In light of these worrying patterns of abuses against protesters, the undersigned organisations call on the Bangladeshi authorities to conduct prompt, thorough, impartial, and independent investigations into the death of protesters, the use of unlawful force by the police and their failure to protect protesters from attacks instigated by ruling party activists. The use of unnecessary and excessive force by law enforcement agencies must end immediately and all those responsible must be identified and brought to justice in fair trials, without recourse to the death penalty. The ongoing crackdown and mass arbitrary arrests of peaceful protesters must stop and the allegations of torture and enforced disappearances of several protesters must be investigated.
Bangladeshi authorities must respect, protect and fulfil people’s human rights, including the rights to freedom of expression and peaceful assembly. Authorities must immediately and unconditionally release all those who have been detained solely for protesting peacefully, and drop all charges against them.
The undersigned organisations call on the United Nations and the international community to urge the Bangladeshi authorities to:
- Respect people’s rights to freedom of expression peaceful assembly.
- Exercise restraint while policing demonstrations and avoid the use of unnecessary and excessive force against peaceful protesters.

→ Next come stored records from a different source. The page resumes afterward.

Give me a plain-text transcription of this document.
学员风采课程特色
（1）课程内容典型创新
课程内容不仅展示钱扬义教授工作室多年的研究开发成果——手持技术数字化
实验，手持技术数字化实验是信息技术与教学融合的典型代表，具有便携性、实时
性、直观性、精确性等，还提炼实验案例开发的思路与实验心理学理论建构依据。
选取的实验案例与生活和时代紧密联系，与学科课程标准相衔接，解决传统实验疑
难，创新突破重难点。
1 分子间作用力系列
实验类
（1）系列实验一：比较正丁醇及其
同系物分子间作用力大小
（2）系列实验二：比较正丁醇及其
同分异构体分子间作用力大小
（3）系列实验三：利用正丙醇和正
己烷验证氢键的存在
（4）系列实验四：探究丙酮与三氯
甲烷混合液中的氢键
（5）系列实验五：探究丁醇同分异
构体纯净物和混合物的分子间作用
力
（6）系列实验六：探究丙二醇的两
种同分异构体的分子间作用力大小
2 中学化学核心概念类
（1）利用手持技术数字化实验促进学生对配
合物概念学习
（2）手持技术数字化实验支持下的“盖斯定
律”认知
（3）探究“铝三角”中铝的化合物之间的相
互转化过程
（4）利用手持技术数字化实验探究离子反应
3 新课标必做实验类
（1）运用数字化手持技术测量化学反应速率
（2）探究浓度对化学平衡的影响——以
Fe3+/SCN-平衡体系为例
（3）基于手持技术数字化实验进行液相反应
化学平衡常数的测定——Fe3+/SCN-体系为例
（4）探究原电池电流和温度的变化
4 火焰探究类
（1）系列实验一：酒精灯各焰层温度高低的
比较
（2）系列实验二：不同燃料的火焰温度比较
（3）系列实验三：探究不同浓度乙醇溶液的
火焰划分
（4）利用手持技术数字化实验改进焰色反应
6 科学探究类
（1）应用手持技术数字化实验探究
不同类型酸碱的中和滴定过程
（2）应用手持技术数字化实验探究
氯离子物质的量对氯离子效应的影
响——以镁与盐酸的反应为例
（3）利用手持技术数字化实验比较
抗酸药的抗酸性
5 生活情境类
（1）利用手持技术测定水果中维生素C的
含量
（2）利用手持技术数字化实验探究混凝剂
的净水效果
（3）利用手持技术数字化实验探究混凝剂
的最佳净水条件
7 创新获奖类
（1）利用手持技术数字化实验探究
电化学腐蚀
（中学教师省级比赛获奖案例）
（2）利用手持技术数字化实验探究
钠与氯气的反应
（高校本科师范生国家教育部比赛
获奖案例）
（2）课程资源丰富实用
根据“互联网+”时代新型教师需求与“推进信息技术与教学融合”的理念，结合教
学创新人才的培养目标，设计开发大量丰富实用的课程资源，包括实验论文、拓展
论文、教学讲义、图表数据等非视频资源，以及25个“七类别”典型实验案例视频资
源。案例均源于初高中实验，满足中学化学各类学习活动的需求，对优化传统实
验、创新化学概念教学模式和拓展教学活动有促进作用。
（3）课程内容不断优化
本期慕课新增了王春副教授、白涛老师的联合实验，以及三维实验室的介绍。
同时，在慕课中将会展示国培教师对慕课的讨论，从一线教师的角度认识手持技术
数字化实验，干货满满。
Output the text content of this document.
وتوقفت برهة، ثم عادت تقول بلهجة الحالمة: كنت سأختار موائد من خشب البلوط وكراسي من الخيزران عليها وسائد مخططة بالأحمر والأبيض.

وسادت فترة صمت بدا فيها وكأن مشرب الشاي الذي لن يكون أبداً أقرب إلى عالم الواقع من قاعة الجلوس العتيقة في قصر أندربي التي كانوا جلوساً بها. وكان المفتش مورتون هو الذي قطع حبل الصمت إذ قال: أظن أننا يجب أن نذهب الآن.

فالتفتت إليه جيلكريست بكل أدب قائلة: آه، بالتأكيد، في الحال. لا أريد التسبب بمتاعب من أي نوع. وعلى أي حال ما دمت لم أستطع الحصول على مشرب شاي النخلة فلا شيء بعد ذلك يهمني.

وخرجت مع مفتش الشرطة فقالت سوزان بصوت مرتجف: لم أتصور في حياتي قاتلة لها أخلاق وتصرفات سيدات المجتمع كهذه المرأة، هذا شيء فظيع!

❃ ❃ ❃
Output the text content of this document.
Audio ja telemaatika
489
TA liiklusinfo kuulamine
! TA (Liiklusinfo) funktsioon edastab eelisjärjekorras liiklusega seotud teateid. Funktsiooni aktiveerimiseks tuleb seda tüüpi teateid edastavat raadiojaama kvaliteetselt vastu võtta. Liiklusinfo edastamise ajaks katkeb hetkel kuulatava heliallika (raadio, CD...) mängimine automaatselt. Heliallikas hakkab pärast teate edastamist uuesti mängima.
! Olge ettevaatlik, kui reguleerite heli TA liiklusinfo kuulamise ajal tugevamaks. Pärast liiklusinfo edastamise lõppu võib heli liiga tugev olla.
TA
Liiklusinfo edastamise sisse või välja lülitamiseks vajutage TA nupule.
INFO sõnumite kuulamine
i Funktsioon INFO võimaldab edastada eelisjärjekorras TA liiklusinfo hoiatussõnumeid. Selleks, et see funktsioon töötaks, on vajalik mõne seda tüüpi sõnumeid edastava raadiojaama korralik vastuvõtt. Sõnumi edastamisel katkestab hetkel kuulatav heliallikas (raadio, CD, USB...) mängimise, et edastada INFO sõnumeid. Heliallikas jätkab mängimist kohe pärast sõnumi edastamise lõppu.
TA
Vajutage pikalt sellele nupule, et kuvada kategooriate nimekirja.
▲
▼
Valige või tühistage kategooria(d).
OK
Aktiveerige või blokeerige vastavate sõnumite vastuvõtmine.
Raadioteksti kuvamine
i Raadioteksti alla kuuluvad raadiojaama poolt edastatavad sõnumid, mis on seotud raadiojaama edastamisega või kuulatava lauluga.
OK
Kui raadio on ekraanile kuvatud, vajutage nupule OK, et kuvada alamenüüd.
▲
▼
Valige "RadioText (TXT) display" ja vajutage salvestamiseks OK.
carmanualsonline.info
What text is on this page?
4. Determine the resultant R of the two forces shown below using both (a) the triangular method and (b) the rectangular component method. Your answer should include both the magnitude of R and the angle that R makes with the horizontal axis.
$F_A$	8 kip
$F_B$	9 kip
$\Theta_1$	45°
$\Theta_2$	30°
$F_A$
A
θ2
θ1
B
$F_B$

- End the practice of torturing and forcibly disappearing people participating in protests, and immediately disclose the fate and whereabouts of those who remain in state custody who must be released unless they are immediately produce in a court of law and charged with a recognisable criminal offense.
- Conduct thorough, impartial and independent investigations into allegations of torture and other ill-treatment of detainees and bring all those to justice in fair trials and without recourse to the death penalty.
- Stop mass detention of protesters and immediately release those detained unless they can be charged with a recognisable criminal offense.
- Ensure unfettered access to information and lift all restrictions imposed on social media platforms.
- Refrain from shutting down the internet as a means to obstruct peaceful protests.
Asian Human Rights Commission (AHRC)
Asian Forum for Human Rights and Development (FORUM ASIA)
Asian Human Rights Commission Asian Network for Free Elections (ANFREL)
Capital Punishment Justice Project (CPJP)
CIVICUS: World Alliance for Citizen Participation
Eleos Justice, Monash University
International Federation for Human Rights (FIDH)
Robert F. Kennedy Human Rights
The Asian Federation Against Involuntary Disappearances (AFAD)
World Organisation Against Torture
The CIVICUS Monitor, an online platform that tracks threats to civil society in countries across the globe, rates civic space – the space for civil society – in Bangladesh as Repressed.